A New Model for Estimating Carbon Emissions from LTL Shipments

Freight transportation is a leading source of greenhouse gases across the globe, yet the methods used to calculate these emissions vary tremendously. By C.H. Robinson & MIT Center for Transportation & Logistics

June 25, 2016

Calculating carbon emissions for less than truckload (LTL) is more challenging than for other modes of transportation. Each LTL truck combines a wide mix of freight from many shippers, with varying origin destination pairs.

Without visibility to the details about individual shipments on that truck, accurate carbon emission estimates at the shipment level can be difficult to obtain.

Graduate students at the MIT Center for Transportation & Logistics (MIT CTL) examined this issue, using actual LTL shipment data from TMC, a division of C.H. Robinson, and a national LTL carrier.

The models discussed in this paper were developed from this research.

This white paper also includes an easy to use model derived from this research to help companies calculate their own LTL carbon emissions.

Measuring the carbon emissions of various types of freight transportation has been a feature of logistics sustainability programs for some time.
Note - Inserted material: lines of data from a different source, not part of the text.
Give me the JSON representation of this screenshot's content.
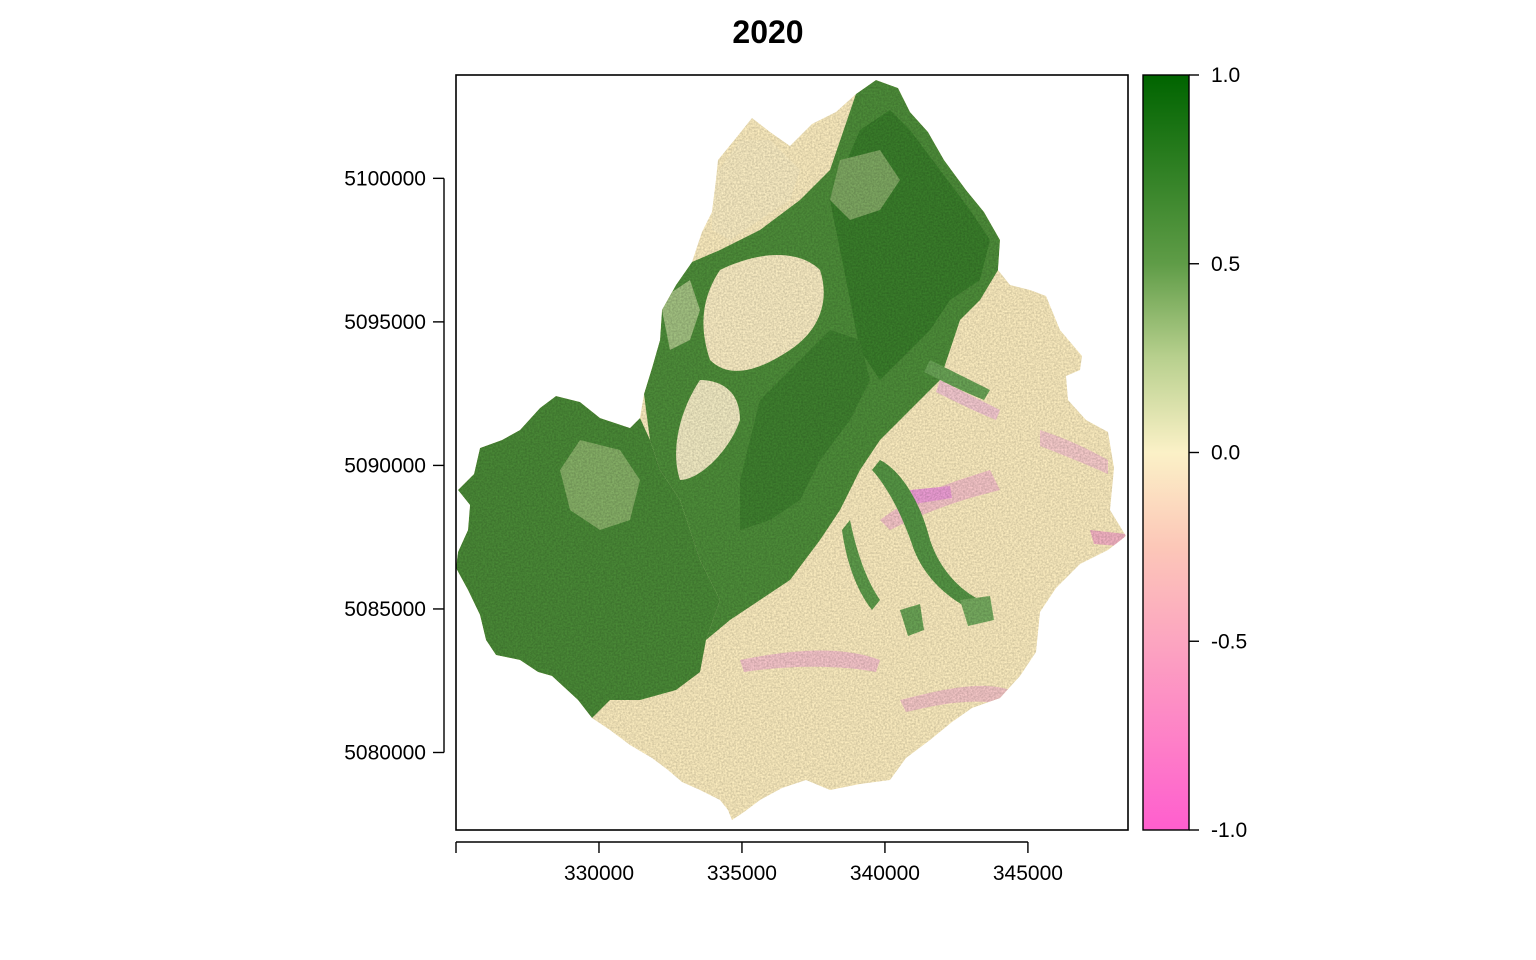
{
  "title": "2020",
  "chart_data": {
    "type": "heatmap",
    "title": "2020",
    "xlabel": "",
    "ylabel": "",
    "xlim": [
      325000,
      348500
    ],
    "ylim": [
      5077300,
      5103600
    ],
    "x_ticks": [
      330000,
      335000,
      340000,
      345000
    ],
    "x_tick_labels": [
      "330000",
      "335000",
      "340000",
      "345000"
    ],
    "y_ticks": [
      5080000,
      5085000,
      5090000,
      5095000,
      5100000
    ],
    "y_tick_labels": [
      "5080000",
      "5085000",
      "5090000",
      "5095000",
      "5100000"
    ],
    "legend": {
      "placement": "right",
      "range": [
        -1.0,
        1.0
      ],
      "ticks": [
        1.0,
        0.5,
        0.0,
        -0.5,
        -1.0
      ],
      "tick_labels": [
        "1.0",
        "0.5",
        "0.0",
        "-0.5",
        "-1.0"
      ],
      "colors": [
        {
          "value": 1.0,
          "color": "#006400"
        },
        {
          "value": 0.5,
          "color": "#5f9c47"
        },
        {
          "value": 0.25,
          "color": "#b8d08e"
        },
        {
          "value": 0.0,
          "color": "#fbf1c7"
        },
        {
          "value": -0.25,
          "color": "#fcc7b8"
        },
        {
          "value": -0.5,
          "color": "#fca5c0"
        },
        {
          "value": -1.0,
          "color": "#ff5ece"
        }
      ]
    },
    "grid": false
  },
  "colors": {
    "background": "#ffffff",
    "axis": "#000000",
    "green_dark": "#2f7a24",
    "green_mid": "#4f8f38",
    "green_light": "#8eb66a",
    "cream": "#fdeec0",
    "pink_light": "#f8c3c3",
    "pink": "#ef9ed2"
  }
}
Yet, there is no widely accepted, accurate template for calculating emissions for individual LTL shipments.

In addition, there is inconsistency in how carbon emissions are calculated around the world. In the United States, most LTL methodologies are based on calculations for truckload service, using the well-known GHG Protocol and EPA SmartWay Program.

However, the macro-level data used in these programs cannot account for the unique characteristics of individual LTL shipments.